One of my favorite topics for a team building session is the fundamental attribution error, or FAE for short.  The FAE is a concept in social psychology which says we tend to interpret our own behavior in terms of situational factors; I did what I did because it made sense given the circumstances.  But when it comes to the behavior of others, especially behavior we don’t like, we tend to interpret it in light of motivational or intentional factors.  You did what you did because you’re a jerk, or you have no respect for me, or you’re a control freak, or you’re just not a very responsible person.

When I talk about this there’s inevitably resistance from many in the group.  Are you saying that no one ever has bad intentions, they ask?  Then they begin to tell stories about various rotten teammates and bosses they’ve had over the years.  It’s usually the case that they “just know” why they did something annoying or disrespectful, but of course, they never checked out their stories with the guilty party because that would have been pointless (or too frustrating, or too difficult, etc.).

While it’s certainly true that we make up stories about each others’ bad intentions and fail to check them out all the time, it’s also true that some people do some incomprehensibly bad things that defy our ability to see them as motivated by situational factors.  My message is really more about giving teammates the benefit of the doubt than anything else.  But a recent blog post by Adam Grant, one of my favorite OD theorists and writers, gave me a flash of insight into this seemingly irreconcilable set of perspectives.    Grant examines various studies over the years which have found that ordinary people will do evil things in the right set of circumstances; for example, subjects recruited for a Stanford study on prisons and prison guard behavior quickly descended into cruel and power-hungry behavior.  But, Grant says, the studies fail to take into account the kind of people who are inclined to volunteer for such a study.  When psychologists Thomas Carnahan and Sam McFarland compared people who signed up for a psychological study of prison life with the general population, they found higher levels of aggression, narcissism and authoritarianism, and lower levels of empathy.  So it isn’t so much about a situation turning good people into bad people, but about certain types of people who seek out certain types of bad situations.  Referencing the Adolf Eichmann Nazi trial, Grant sums it up thus: “Bad people are more likely to opt into bad situations.

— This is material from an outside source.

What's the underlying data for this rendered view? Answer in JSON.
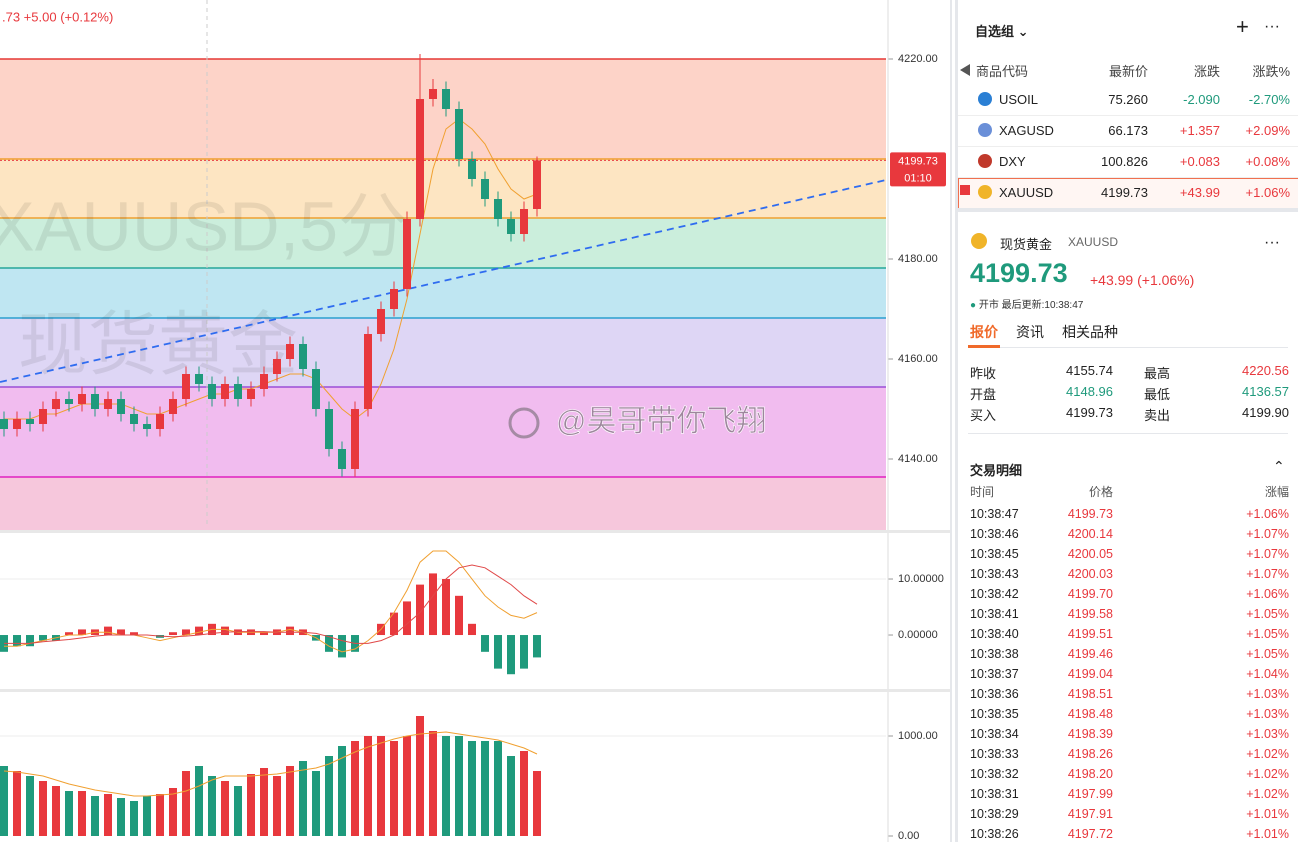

When they band together, all too often, evil is the result.”

This might explain how we can feel so strongly about someone’s bad intentions sometimes, even though we haven’t done our homework.  It doesn’t change the need for us to give our teammates and colleagues the benefit of the doubt and have the uncomfortable conversations when they do something we don’t like; but it does explain how the FAE could be accurate and still not account for truly bad behavior.